A new project by Belong Network involving some of the UK’s biggest charities is aiming to find out.
What comes first – social cohesion or volunteering? Belong – The Cohesion and Integration Network is the lead agency for an exciting new project funded by DCMS (the Department for Digital, Culture, Media and Sport) to look at the relationship between the two.
‘The Power of Connection’ has been commissioned by some of the UK’s biggest charities including Royal Voluntary Service, Girlguiding UK and St John Ambulance – all members of the Shaping the Future coalition. They came together in the light of the Covid pandemic, concerned that collaboration and networking within the voluntary sector was essential for resilience.

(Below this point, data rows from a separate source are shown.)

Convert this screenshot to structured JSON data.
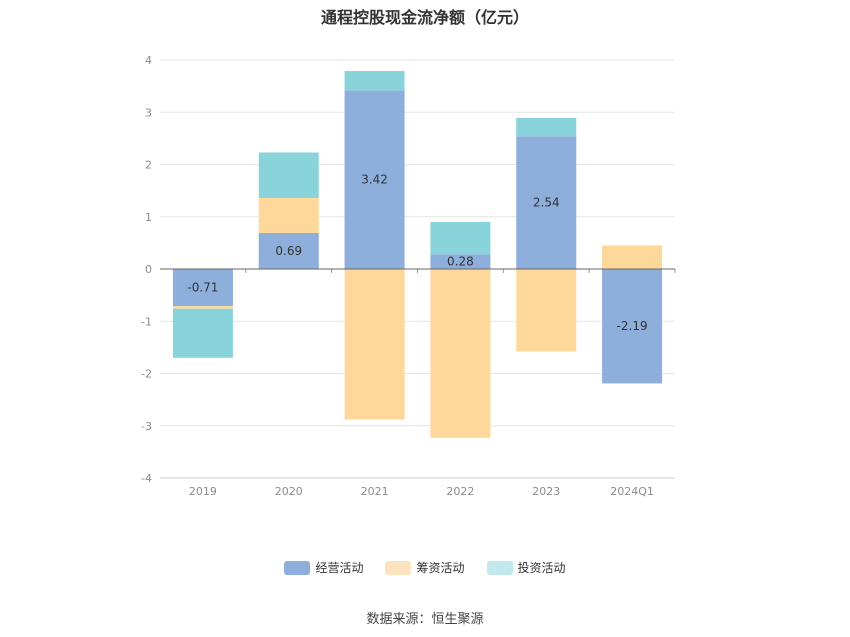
{
  "title": "通程控股现金流净额（亿元）",
  "source": "数据来源：恒生聚源",
  "chart_data": {
    "type": "bar",
    "stacked": true,
    "categories": [
      "2019",
      "2020",
      "2021",
      "2022",
      "2023",
      "2024Q1"
    ],
    "ylim": [
      -4,
      4
    ],
    "yticks": [
      4,
      3,
      2,
      1,
      0,
      -1,
      -2,
      -3,
      -4
    ],
    "grid": true,
    "legend_position": "bottom",
    "series": [
      {
        "name": "经营活动",
        "color": "#8eaedc",
        "values": [
          -0.71,
          0.69,
          3.42,
          0.28,
          2.54,
          -2.19
        ]
      },
      {
        "name": "筹资活动",
        "color": "#fed89b",
        "values": [
          -0.05,
          0.67,
          -2.88,
          -3.23,
          -1.58,
          0.45
        ]
      },
      {
        "name": "投资活动",
        "color": "#88d4da",
        "values": [
          -0.94,
          0.87,
          0.37,
          0.62,
          0.35,
          0.0
        ]
      }
    ],
    "data_labels": [
      "-0.71",
      "0.69",
      "3.42",
      "0.28",
      "2.54",
      "-2.19"
    ]
  },
  "legend_colors": [
    "#8eaedc",
    "#fde4bf",
    "#bfe9ec"
  ]
}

The aim is to help commissioners, funders and policy-makers provide volunteering opportunities which offer prolonged, meaningful social mixing – essential to reducing prejudice and building social cohesion – and to increase community resilience.
The Power of Connection project will have two key outputs:
- A literature review of existing data from Shaping the Future coalition members plus the Belong Network’s own Beyond Us and Them research looking at factors influencing social mixing, cohesion, trust and volunteering
- A toolkit aimed at any non-profit organisation that wants to bring people together through voluntary work. This will contain guidance and best practice examples on how volunteering can best strengthen social cohesion at a local level. It will draw on the latest research and evidence on volunteering and social cohesion using a bespoke theory of change developed for the purpose.

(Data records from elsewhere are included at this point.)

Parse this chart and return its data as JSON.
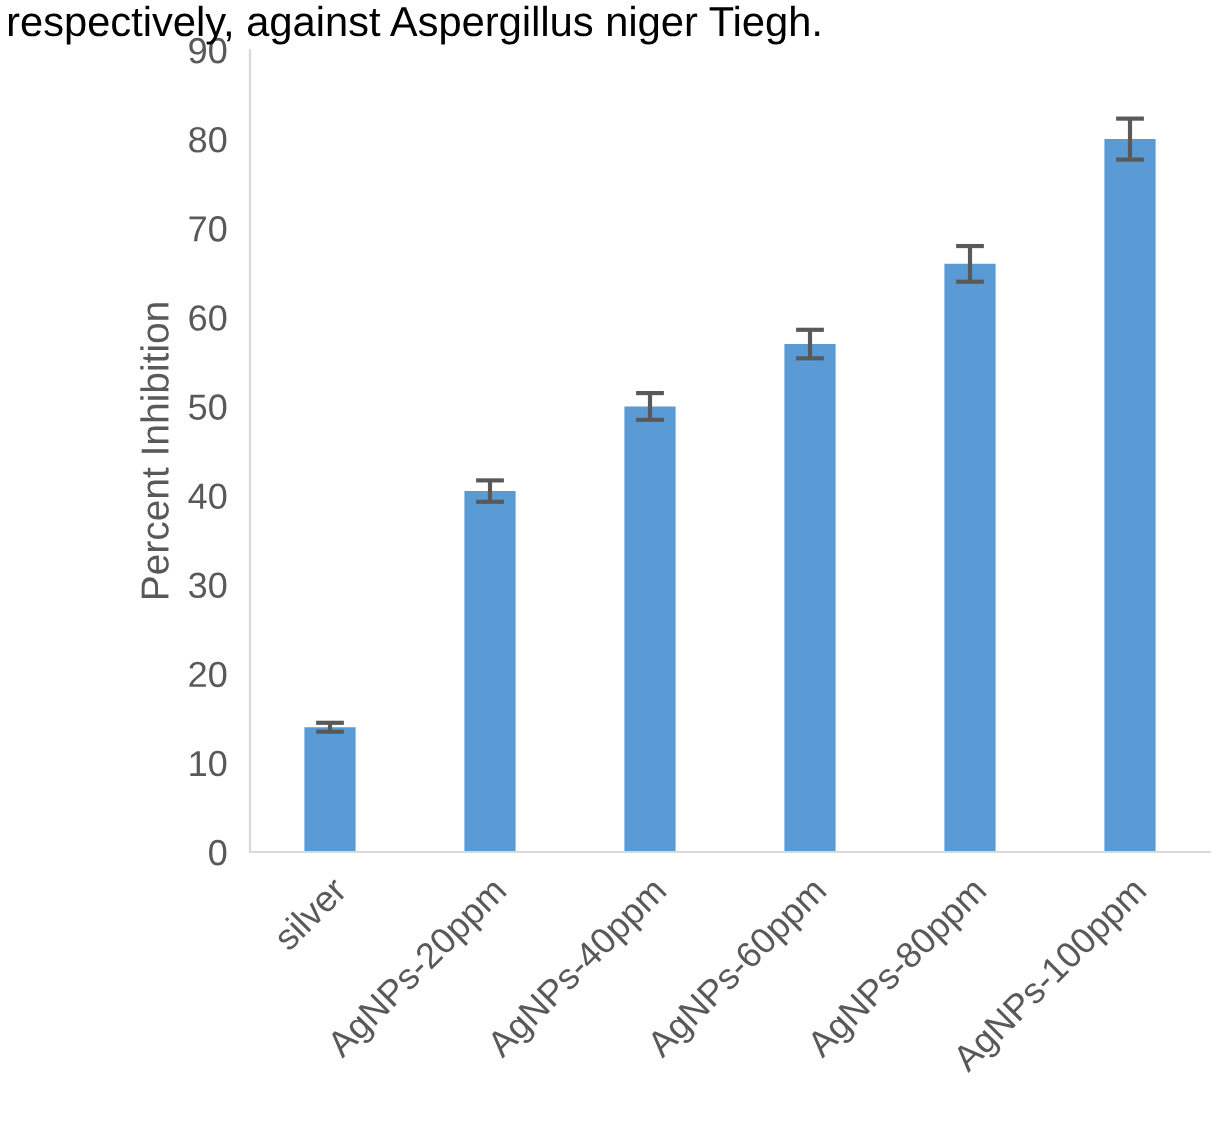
{
  "chart_data": {
    "type": "bar",
    "ylabel": "Percent Inhibition",
    "annotations": [
      "respectively, against Aspergillus niger Tiegh."
    ],
    "categories": [
      "silver",
      "AgNPs-20ppm",
      "AgNPs-40ppm",
      "AgNPs-60ppm",
      "AgNPs-80ppm",
      "AgNPs-100ppm"
    ],
    "values": [
      14,
      40.5,
      50,
      57,
      66,
      80
    ],
    "errors": [
      0.5,
      1.2,
      1.5,
      1.6,
      2,
      2.3
    ],
    "color": "#5b9bd5",
    "ylim": [
      0,
      90
    ],
    "yticks": [
      0,
      10,
      20,
      30,
      40,
      50,
      60,
      70,
      80,
      90
    ],
    "grid": false,
    "legend": false
  }
}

Work is currently underway on both these outputs with the toolkit aimed to launch mid 2023. It is hoped the toolkit will build the confidence of commissioners, funders and delivery programmes that rely on volunteers to ‘bond, bridge and link’’:
- Bond by expanding the diversity of their volunteer base
- Bridge with other organisations providing similar services to different communities, or who are working in the same neighbourhoods but providing different services
- Link up with local authorities and other statutory service providers to build partnerships and increase resilience
- The toolkit will also be a resource for businesses and workplaces who want to foster stronger connections and trust with the local area in which they are located through workforce volunteering schemes.
Working alongside Belong and the Shaping the Future coalition is the Centre for the Study of Group Processes at the University of Kent and Bradford Council, one of the local authorities that piloted the Integration Area programme, previously also funded by DCMS.
Jo Broadwood, CEO of the Belong Network, said:
“During the pandemic we saw through our own research and from our members how crucial volunteering work was in holding communities together and helping people face really tough times. We know that communities with higher rates of volunteering fared better during the pandemic, for instance with people rating themselves as more satisfied with relationships with family and neighbours, and with lower rates of prejudice and mistrust. Contact theory also tells us that sustained, meaningful interpersonal contact – exactly like through volunteering – is key to reducing prejudice.
“The question now is – what comes first, volunteering or social cohesion? We are so lucky to have the involvement of some of the UK’s biggest voluntary organisations to help us find out and build knowledge so more organisations can offer opportunities to help people mix, get to know one another and help their communities be more resilient.”